Back on the train, Mulder has his own sort of predicament, a struggle between questions he wants answered and proof he wants to obtain and the preservation of his own life. This segment is a classic locked-room scenario, played out in many books, films, and television shows. Still, with this supposed NSA agent to contend with as well, Mulder has his work cut out for him. It’s a nice touch that both Mulder and Scully are trying to get information from individuals who are at cross-purposes with what our heroes are trying to achieve in their investigations. The one thing The X-Files does so well is layering its story with paranoia, conflicting evidence, mistrust, misdirection, and misinformation that Mulder and Scully have to wade through. While we are still at a point in a program where it is an asset and not a liability, in the puzzle metaphor I frequently use, there are definitely some pieces that look like they should fit together. But we the audience would be damned to know how they fit together, if they fit together at all.
For me, the climactic moment when X saves Mulder from being incinerated in the explosion is extremely telling in respect and devotion X had/has for Deep Throat, his predecessor. From what we’ve seen of his character, X has been a more cautious and selfish informant as opposed to Deep Throat, unwilling to stick his neck out if it might jeopardize his safety. But with this episode, we see a shift in his internal allegiances. X does not want to end up shot on a bridge, but danger always lurks in the shadows when Mulder and Scully try to shine their flashlights on these dark corners.

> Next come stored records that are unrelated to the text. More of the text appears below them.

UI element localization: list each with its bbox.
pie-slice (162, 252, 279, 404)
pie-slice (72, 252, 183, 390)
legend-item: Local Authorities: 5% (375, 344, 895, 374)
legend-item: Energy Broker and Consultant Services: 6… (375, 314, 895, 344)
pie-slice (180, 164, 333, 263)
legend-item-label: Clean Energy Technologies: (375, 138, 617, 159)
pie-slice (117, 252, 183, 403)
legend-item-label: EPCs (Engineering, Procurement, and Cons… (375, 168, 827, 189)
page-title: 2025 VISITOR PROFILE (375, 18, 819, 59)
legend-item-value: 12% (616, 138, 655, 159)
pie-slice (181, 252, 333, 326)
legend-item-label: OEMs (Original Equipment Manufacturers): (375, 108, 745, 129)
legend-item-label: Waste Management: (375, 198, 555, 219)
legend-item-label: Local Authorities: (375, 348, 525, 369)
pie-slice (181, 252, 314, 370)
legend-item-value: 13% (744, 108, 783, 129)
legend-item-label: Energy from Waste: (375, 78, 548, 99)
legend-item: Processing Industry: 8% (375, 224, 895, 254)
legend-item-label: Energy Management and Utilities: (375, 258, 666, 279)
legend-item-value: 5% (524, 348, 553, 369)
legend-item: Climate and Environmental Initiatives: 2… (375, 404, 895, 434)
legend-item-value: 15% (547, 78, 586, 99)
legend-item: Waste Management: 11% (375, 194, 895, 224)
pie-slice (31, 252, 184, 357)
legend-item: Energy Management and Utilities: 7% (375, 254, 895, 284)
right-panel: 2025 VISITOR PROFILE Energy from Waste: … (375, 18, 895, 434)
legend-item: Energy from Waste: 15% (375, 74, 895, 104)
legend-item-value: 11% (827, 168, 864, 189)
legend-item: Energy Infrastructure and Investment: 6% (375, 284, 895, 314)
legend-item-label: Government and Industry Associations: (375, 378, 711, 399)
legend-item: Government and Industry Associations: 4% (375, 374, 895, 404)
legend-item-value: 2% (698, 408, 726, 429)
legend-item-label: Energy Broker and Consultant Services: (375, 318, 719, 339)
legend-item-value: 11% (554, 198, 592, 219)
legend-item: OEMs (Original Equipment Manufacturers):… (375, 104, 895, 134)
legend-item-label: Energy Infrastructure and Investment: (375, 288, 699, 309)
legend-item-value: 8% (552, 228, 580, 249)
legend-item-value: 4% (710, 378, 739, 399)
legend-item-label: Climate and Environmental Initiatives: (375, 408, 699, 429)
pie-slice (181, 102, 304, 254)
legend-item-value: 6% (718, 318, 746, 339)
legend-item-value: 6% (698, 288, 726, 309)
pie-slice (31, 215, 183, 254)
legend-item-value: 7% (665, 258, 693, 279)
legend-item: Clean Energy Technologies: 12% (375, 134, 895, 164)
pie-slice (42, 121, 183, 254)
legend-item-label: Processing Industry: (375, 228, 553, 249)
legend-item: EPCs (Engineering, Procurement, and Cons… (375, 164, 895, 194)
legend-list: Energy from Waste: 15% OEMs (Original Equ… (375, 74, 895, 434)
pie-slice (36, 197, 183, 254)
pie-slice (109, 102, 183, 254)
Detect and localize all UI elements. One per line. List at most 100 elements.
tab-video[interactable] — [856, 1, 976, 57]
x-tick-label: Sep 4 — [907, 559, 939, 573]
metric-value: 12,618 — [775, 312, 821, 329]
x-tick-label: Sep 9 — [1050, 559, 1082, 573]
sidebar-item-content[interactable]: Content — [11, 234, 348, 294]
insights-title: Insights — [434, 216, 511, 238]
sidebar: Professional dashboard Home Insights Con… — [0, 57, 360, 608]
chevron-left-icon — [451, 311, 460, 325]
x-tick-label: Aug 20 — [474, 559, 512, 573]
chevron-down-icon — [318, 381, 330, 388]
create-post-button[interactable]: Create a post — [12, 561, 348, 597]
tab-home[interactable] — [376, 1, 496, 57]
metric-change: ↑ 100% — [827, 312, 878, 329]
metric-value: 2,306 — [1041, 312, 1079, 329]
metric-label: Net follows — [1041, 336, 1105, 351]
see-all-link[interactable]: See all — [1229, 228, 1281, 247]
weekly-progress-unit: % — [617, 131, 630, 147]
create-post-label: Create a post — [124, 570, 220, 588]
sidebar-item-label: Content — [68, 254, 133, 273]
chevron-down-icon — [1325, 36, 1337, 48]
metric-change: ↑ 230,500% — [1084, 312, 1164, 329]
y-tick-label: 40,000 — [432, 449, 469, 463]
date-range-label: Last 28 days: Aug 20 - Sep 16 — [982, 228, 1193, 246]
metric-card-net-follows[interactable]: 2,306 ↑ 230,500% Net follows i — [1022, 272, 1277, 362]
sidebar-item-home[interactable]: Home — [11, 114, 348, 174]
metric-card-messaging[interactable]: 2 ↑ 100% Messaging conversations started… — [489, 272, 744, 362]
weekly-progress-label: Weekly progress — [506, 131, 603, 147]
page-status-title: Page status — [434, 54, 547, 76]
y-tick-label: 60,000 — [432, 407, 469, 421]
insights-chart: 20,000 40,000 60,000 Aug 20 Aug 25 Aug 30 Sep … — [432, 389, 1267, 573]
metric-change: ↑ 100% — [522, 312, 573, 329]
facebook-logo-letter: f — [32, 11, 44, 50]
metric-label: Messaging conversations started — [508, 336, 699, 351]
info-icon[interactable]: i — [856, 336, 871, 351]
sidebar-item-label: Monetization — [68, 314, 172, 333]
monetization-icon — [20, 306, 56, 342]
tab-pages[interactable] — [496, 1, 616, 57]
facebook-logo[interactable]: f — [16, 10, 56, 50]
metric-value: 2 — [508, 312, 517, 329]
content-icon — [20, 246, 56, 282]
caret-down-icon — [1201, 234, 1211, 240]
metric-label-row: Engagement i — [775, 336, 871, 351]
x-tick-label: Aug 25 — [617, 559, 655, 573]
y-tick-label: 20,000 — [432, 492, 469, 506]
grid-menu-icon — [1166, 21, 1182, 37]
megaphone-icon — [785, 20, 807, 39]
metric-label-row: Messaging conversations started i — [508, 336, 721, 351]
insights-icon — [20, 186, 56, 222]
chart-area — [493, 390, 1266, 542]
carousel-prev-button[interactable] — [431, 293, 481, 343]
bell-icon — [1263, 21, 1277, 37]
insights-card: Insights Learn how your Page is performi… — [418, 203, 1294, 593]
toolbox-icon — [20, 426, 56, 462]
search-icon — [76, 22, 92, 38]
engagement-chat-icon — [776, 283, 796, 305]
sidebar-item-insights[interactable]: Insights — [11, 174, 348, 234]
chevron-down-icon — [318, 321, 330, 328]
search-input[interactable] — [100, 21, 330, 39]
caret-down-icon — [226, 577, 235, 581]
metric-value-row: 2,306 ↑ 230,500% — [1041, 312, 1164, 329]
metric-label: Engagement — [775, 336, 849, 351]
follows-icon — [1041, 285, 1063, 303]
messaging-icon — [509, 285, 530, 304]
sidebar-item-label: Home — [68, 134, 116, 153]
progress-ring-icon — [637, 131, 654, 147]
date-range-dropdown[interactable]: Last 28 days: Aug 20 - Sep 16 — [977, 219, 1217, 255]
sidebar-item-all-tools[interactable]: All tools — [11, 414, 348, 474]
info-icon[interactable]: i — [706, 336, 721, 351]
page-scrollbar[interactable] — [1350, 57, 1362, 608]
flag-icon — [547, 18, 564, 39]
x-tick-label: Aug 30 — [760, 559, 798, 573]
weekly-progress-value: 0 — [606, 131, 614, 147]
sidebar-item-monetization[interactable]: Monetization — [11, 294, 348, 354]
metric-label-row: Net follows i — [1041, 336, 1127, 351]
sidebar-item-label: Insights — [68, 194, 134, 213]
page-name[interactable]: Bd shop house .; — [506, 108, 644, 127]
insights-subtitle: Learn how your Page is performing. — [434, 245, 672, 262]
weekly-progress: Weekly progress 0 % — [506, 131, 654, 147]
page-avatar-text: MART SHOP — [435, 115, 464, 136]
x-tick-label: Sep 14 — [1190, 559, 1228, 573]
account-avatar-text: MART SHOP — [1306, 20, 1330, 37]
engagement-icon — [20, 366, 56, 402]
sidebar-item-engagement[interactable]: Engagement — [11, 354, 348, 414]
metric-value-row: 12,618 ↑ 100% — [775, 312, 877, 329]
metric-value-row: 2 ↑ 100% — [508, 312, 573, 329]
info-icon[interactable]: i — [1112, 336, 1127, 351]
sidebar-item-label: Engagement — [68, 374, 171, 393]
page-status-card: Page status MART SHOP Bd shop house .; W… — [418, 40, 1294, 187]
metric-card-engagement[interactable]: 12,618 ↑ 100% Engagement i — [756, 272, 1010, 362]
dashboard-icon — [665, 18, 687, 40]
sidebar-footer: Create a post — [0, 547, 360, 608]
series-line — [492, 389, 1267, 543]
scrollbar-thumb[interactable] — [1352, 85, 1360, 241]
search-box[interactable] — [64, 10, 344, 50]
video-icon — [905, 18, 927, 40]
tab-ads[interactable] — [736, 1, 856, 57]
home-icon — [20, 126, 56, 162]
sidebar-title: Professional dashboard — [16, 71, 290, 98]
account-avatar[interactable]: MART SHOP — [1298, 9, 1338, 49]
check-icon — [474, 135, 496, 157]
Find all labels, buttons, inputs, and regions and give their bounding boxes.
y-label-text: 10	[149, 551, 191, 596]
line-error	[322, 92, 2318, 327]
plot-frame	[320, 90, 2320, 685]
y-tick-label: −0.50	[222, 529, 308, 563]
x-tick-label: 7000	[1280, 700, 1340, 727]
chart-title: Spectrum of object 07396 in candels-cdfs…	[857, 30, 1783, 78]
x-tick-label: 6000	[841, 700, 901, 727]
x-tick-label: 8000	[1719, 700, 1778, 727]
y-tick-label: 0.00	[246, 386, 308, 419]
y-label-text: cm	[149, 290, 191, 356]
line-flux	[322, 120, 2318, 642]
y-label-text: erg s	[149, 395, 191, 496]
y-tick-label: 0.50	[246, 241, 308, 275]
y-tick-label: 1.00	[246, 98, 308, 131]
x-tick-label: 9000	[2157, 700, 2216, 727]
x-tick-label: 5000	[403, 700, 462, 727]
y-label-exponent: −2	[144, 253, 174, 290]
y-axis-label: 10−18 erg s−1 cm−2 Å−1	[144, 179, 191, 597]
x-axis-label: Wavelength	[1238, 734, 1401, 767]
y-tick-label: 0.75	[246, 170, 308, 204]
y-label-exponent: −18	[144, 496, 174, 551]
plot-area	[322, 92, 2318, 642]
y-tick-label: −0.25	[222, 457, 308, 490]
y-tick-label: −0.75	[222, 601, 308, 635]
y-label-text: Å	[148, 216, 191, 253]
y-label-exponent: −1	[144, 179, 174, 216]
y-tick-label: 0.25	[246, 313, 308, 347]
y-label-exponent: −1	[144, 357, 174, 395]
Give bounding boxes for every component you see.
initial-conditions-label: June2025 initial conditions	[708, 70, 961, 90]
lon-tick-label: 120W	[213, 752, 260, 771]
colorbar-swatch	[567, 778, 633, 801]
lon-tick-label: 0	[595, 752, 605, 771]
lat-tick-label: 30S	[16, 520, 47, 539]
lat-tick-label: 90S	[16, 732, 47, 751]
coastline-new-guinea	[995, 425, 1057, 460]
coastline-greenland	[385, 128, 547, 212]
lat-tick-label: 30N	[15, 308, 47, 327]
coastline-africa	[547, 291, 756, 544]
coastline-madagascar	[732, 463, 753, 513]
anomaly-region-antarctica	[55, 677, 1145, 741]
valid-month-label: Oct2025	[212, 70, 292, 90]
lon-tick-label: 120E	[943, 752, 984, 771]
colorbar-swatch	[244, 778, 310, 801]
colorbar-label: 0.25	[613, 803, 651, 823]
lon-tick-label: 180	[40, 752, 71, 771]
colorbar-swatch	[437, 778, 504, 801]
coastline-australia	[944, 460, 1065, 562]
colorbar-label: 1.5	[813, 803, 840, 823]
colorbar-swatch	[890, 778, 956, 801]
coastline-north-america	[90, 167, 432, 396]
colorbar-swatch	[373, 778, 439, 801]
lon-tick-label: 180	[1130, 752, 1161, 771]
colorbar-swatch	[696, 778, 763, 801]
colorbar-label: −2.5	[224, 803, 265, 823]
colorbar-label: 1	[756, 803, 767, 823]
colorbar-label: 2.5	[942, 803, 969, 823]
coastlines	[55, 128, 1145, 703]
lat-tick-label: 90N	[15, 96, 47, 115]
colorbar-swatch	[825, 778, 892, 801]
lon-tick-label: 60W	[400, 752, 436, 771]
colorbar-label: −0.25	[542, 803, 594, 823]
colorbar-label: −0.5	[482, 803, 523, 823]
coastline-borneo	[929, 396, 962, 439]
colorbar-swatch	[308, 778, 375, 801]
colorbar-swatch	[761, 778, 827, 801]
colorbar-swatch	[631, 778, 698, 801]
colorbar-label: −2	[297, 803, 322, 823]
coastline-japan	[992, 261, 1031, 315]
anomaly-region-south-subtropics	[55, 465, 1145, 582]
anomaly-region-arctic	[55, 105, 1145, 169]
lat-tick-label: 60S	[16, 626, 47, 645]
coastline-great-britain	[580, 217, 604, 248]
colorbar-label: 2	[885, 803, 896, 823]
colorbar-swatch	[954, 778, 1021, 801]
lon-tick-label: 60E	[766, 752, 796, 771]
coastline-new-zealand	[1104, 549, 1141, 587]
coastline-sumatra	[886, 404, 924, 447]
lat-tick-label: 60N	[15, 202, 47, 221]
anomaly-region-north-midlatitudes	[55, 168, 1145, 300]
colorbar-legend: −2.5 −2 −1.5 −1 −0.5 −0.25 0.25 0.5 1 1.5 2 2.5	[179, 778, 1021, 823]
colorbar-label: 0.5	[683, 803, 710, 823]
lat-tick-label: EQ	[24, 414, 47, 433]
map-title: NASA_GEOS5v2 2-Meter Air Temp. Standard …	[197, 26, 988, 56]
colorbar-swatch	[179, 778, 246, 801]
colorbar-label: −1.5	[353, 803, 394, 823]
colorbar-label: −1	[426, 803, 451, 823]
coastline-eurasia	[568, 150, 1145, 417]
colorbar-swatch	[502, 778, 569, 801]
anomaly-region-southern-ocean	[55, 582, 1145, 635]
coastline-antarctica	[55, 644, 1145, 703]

Traditionally, the credits end on a shot with the words “THE TRUTH IS OUT THERE.” However, in some instances new text emerges.
“APOLOGY IS POLICY” is the tagline for this episode. A paraphrase of what Scully tells Mulder, warning him that by continuing his pursuit of the extraterrestrial, he is in fact helping to cover-up actual damning incidents committed by the government. The scraps that do come to light though are quickly smoothed over by a little PR, the truth buried or (in the case of this expisode) exploded.
AGENT PENDRELL WATCH
Briefly mentioned at the top of this post and first introduced to us in “Nisei,” Agent Pendrell is back in this episode, and if it wasn’t clear earlier, he is definitely harboring a little crush on our beloved Agent Scully. Unfortunately, poor Pendrell isn’t particularly smooth, which he comes to realize himself after telling Scully — who has told him to keep up his good work — to “keep it up yourself.” As Scully walks away, Pendrell, mutters to himself: “Keep it up yourself. What a doof.” At least you can’t blame the guy for trying.